Fuera se oyó el rumor de pasos. Petronio y yo nos sentamos bien, ambos repentinamente tensos. Aquí nunca sabías cuándo los visitantes te traían malas noticias o sólo venían a darte una paliza. Petronio nunca sabía si eran manifestaciones no deseadas de su vida y de su trabajo o una resaca violenta de cuando yo vivía allí.

Alguien cruzó la puerta y se quedó en la habitación que estaba detrás de nosotros. Los pasos eran rápidos y ligeros, incluso después de subir seis tramos de escaleras. El recién llegado apareció entre las puertas correderas. Yo era el más cercano; me quedé quieto, aunque listo para saltar.

—¡Por todos los dioses! Vaya par de sinvergüenzas estáis hechos todavía… —Nos relajamos.

—Buenas noches, Maya. —No estábamos borrachos, ni siquiera achispados. Sin embargo, a toda mi familia siempre le ha gustado ser injusta.

Me pregunté por qué mi hermana había venido a ver a Petronio. Yo lo conocía muy bien y sabía cuándo se ponía nervioso. Se estaba preguntando lo mismo que yo.

Petronio alzó la jarra para ofrecerle vino. Maya pareció tentada a aceptar pero luego dijo que no con la cabeza. Se la veía cansada. A buen seguro necesitaba relajarse, pero tenía cuatro niños en casa que dependían de ella.

—Helena me ha dicho que estabas aquí arriba haciendo el vago. No puedo detenerme: Mario está abajo, examinando a esa terrible perra tuya. Quiere saber si ya está preñada. Te mataré por esto…

—Hago todo lo que está en mis manos para que
Nux
siga siendo casta.

—Pues hablando de doncellas castas, hoy me han contado algo que pensé que te gustaría saber —dijo Maya—. He hablado con una de las otras madres cuya hija es aspirante a entrar en el colegio de las vestales como mi Cloelia. Esta mujer conoce a Cecilia Paeta y esta tarde ha ido a su casa a visitarla. Ella ha sido mejor recibida allí que yo, puesto que su marido es sacerdote del templo de la Concordia y, naturalmente… Tal vez esté siendo injusta con ese hombre y sea un honrado fregasuelos del lugar. En resumidas cuentas, la mujer me ha contado que encontró a todos los Laelios muy alterados y nerviosos y que, aunque intentan fingir en público que no ocurre nada, mi amiga sabe por qué. A Gaya Laelia le ha sucedido algo.

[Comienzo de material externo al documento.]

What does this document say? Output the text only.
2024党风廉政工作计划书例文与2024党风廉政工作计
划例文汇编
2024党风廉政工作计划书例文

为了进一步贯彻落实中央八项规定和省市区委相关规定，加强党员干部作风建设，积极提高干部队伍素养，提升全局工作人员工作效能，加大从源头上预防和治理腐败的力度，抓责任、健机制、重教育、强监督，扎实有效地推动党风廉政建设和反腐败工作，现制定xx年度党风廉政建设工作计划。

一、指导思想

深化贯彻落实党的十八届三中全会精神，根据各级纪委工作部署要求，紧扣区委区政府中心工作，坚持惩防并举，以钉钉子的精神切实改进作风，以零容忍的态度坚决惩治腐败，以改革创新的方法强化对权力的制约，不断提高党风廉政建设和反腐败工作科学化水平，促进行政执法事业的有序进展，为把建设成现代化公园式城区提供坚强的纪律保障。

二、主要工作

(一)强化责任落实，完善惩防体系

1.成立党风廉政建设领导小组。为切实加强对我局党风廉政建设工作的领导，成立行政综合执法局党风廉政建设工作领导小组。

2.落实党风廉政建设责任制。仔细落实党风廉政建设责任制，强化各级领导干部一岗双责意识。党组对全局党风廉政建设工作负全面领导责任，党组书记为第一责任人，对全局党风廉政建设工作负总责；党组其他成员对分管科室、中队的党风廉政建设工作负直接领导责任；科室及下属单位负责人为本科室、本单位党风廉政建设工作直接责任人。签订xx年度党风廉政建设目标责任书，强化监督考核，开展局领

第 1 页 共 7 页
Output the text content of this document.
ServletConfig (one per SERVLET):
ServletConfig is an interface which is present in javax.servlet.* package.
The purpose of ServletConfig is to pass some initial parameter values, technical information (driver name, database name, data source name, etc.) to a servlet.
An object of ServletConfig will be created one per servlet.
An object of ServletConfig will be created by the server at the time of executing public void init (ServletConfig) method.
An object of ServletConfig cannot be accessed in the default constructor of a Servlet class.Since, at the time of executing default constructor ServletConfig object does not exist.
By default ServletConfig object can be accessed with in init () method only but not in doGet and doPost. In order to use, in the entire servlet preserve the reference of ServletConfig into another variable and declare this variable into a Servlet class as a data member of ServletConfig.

—¿Nos lo vas a contar? —pregunté incorporándome de repente.

Hasta allí, Maya había disfrutado contando la historia. Cuando llegó a este punto, bajó la voz con un tono de auténtica preocupación.

—La han perdido, Marco. Ha desaparecido por completo. Nadie sabe dónde está la niña.

XXVI

No era asunto nuestro. Eso, al menos, era lo que nos dirían los Laelios. Y, de todas formas, a aquellas horas poco podíamos hacer.

Petronio se comprometió a acompañar a Maya y a su hijo pequeño a casa para que no pensase que podía correr algún riesgo. Helena y yo nos fuimos directos a la cama. Todos esperábamos, como acostumbra a hacerse cuando se pierde un niño, que a la mañana siguiente el asunto estaría resuelto y que Gaya aparecería, dejando que la aventura se convirtiera en una más de esas historias inolvidables que la gente cuenta año tras año junto a la lumbre en las Saturnales para avergonzar a la víctima. Pero cuando la desaparecida es una niña que dice que su familia prefiere verla muerta, el asunto produce escalofríos por más que uno intente quitarle importancia.

Al día siguiente, muy temprano, Maya fue a ver a su amiga, la madre que le había dado las noticias. La mujer, ansiosa, ya había ido a ver a Cecilia Paeta, la madre de Gaya. La niña no había vuelto a casa y la familia había hecho pública la noticia.

Entonces Helena visitó la casa de los Laelios, acompañada de Maya, como matronas que ofrecían sus condolencias, pero las trataron con brusquedad y no las dejaron pasar de la puerta.

Los niños se pierden por razones muy distintas. Olvidan el camino de regreso a casa, o se quedan con sus amigos sin molestarse en avisar a nadie. A veces, en cambio, traban amistad con personajes desconocidos y siniestros que los atraen a peligrosos destinos.

A los niños les gusta esconderse. Muchos niños «perdidos» son encontrados de nuevo en casa: metidos en un armario o boca abajo en una tinaja de grandes proporciones. Por lo general, consiguen no asfixiarse.